This is a fantastic show game that is a crossover between short-form and long-form, and is a great exercise for introducing people to longer scenes, spotting patterns and playing with characters and relationships.
One player is on stage the whole time. The audience give them a character name. The rest of the cast then play a sequence of scenes with them showing different parts of their life. You can go forwards or backwards in time, it doesn’t have to be sequential. It tends to be two person scenes, always with the central character in each scene.
For instance we may first see what they were like at school, then what they were like on their wedding day, then what they were like at work, then what they were like as a baby. As it goes on the supporting characters can come back and moments revisited.
The cast explore characters, relationships and patterns that pop up as we explore the whole life of the character.

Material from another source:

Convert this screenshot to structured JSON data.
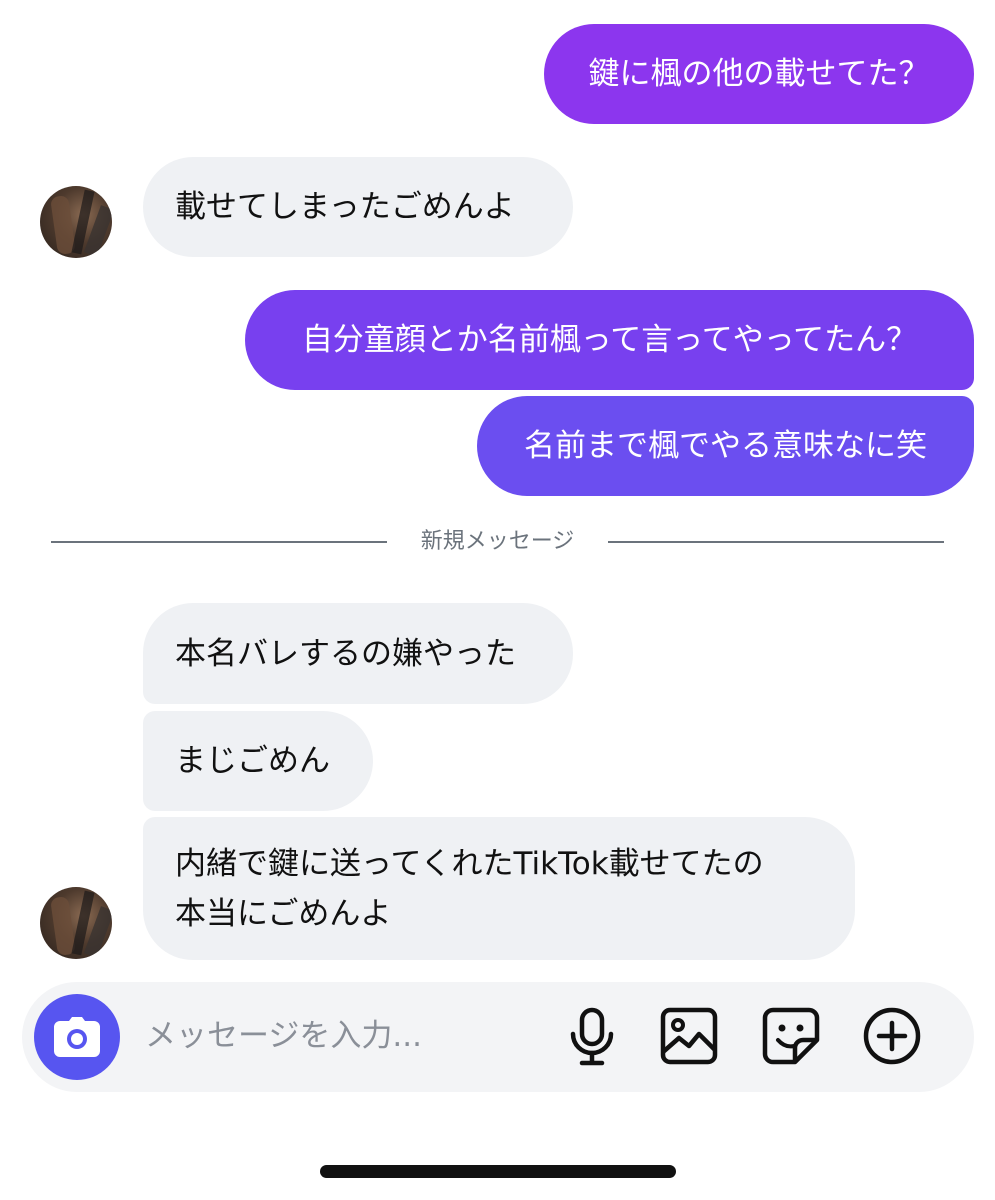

Edits can be done either by the teacher saying “next scene”, anyone in the cast saying “next scene”, or this game can use tag edits. In fact progressing from one to the other is a great way to introduce tag edits. A tag edit is when someone taps someone on the shoulder to replace their character (not play the same character) and start a whole new scene.
- Try to spot patterns and character traits in the central character and play with them and escalate them.

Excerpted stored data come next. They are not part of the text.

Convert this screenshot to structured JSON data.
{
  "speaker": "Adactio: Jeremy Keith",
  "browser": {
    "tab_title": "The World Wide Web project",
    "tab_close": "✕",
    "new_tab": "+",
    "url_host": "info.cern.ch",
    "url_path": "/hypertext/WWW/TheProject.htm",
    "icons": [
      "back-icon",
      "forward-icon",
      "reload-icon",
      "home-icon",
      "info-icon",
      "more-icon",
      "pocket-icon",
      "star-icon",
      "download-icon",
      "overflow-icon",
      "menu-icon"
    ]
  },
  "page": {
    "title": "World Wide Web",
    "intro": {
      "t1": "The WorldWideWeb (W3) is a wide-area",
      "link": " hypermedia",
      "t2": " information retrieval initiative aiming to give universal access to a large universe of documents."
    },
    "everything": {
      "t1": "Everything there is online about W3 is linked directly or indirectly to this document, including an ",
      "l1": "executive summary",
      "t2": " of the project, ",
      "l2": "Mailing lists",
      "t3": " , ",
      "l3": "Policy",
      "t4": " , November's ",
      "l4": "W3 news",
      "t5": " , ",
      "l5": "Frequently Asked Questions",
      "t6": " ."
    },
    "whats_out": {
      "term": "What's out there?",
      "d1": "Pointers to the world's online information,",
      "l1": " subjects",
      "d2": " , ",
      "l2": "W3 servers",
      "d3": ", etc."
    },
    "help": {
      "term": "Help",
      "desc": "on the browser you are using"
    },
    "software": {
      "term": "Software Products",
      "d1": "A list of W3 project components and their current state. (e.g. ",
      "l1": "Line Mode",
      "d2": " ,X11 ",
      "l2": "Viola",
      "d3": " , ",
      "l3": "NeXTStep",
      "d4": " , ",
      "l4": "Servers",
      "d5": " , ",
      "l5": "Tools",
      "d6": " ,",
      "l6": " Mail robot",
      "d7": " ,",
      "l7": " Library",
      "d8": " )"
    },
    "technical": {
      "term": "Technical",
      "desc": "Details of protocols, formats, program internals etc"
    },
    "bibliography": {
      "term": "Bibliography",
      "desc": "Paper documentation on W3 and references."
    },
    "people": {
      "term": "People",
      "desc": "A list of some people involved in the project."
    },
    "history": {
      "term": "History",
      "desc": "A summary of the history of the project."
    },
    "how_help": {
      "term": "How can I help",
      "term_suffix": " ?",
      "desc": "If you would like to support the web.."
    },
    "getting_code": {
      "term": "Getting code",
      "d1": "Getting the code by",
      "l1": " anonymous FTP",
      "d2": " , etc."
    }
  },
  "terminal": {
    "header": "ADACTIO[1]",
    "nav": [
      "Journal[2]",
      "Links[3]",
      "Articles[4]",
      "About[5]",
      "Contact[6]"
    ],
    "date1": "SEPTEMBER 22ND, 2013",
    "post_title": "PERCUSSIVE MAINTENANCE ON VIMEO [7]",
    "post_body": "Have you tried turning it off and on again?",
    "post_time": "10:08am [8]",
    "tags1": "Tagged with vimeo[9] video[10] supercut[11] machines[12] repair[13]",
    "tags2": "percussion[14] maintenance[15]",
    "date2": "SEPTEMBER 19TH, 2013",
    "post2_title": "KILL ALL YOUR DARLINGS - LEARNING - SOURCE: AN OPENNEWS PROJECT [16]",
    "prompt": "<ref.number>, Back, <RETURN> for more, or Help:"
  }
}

- Listen to all the scenes so you can reincorporate things and make connections.
- Make it clear who you are when joining the scene, to help the central improviser.
- Longer scenes.
- Spotting patterns.
- Escalating emotions, relationships and character traits.
- Host calling “next scene”, or anyone calling “next scene”, or cast using tag edits.
- After an initial run of scenes the cast can also tag out the central character to explore spin off stories of other characters, then bring the central charactrer back in later. This is very good at gradually introducing the long-form concepts of tag edits and tag runs.
We first learnt this from Katy Schutte at The Maydays.